İnsanın düşünce ve ifade özgürlüğünün hiçbir güç tarafından sınırlandırılmasının etik ve ahlaki kabul edilebilir bir tarafını görmüyorum.
Ama öte taraftan, insanın davranış özgürlüğünün, toplum içindeki tutum ve eylemlerinin bir sınırı vardır. Demek istediğim, insan teoride sınırsız bir özgürlüğe sahip olabilir. Fakat pratikte tutum ve davranışlarında asla ve asla sınırsız bir özgürlüğe sahip olamaz.

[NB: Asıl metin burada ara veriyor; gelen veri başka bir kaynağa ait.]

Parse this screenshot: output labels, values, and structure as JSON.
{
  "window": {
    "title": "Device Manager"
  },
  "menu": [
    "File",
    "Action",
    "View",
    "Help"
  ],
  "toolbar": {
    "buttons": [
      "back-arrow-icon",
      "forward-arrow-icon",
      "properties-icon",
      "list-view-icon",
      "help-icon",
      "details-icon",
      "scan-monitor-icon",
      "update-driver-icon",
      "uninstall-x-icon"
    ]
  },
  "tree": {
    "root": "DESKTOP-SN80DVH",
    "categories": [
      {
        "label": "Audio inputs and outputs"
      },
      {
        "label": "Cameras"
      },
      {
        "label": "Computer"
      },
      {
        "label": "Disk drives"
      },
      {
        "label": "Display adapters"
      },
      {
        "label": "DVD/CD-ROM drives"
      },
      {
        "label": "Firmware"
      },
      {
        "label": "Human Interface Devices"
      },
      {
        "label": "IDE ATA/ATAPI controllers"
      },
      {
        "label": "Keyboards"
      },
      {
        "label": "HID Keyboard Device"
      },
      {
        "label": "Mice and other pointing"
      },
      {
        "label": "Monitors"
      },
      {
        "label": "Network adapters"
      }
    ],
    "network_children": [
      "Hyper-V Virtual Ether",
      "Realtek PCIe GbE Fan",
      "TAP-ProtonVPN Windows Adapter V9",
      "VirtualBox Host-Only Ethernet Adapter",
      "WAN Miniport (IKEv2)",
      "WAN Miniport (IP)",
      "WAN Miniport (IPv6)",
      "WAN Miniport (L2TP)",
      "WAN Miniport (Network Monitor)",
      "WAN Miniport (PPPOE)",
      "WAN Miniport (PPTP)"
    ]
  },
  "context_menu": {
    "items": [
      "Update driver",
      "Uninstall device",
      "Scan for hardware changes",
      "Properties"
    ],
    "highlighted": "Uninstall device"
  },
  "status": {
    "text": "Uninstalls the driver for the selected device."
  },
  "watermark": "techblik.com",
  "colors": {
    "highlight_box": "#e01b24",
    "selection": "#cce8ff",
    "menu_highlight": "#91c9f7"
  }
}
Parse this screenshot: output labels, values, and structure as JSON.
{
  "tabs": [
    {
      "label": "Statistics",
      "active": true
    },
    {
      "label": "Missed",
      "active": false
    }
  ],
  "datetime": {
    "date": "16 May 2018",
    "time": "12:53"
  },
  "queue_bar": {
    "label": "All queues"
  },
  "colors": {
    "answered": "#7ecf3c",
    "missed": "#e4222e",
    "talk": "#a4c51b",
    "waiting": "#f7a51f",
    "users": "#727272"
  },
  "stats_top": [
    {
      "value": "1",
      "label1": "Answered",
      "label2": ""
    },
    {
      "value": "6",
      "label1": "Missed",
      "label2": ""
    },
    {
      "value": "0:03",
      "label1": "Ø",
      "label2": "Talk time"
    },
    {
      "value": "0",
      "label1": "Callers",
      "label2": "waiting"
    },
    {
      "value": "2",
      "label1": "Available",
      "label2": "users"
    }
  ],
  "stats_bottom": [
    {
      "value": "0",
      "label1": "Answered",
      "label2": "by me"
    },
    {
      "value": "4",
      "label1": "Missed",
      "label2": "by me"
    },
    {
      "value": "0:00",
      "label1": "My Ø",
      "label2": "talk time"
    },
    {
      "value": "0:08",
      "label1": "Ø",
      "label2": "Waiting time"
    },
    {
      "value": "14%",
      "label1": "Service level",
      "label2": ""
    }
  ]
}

İnsan dahil bütün canlılar doğal şartlarında özgür bir şekilde hayatlarını sürdürmelidir. Diğer insanların aynı derecedeki özgürlüklerine saygılı olmak kaydıyla, hayatımızın her alanında özgürlük olgusu içimize sindirmeliyiz.
İnsan bilgi birikimini, duygu ve düşünce olarak kendisini zenginleştirerek, kişiliğini geliştirerek ve aklını kullanarak özgürleşebilir.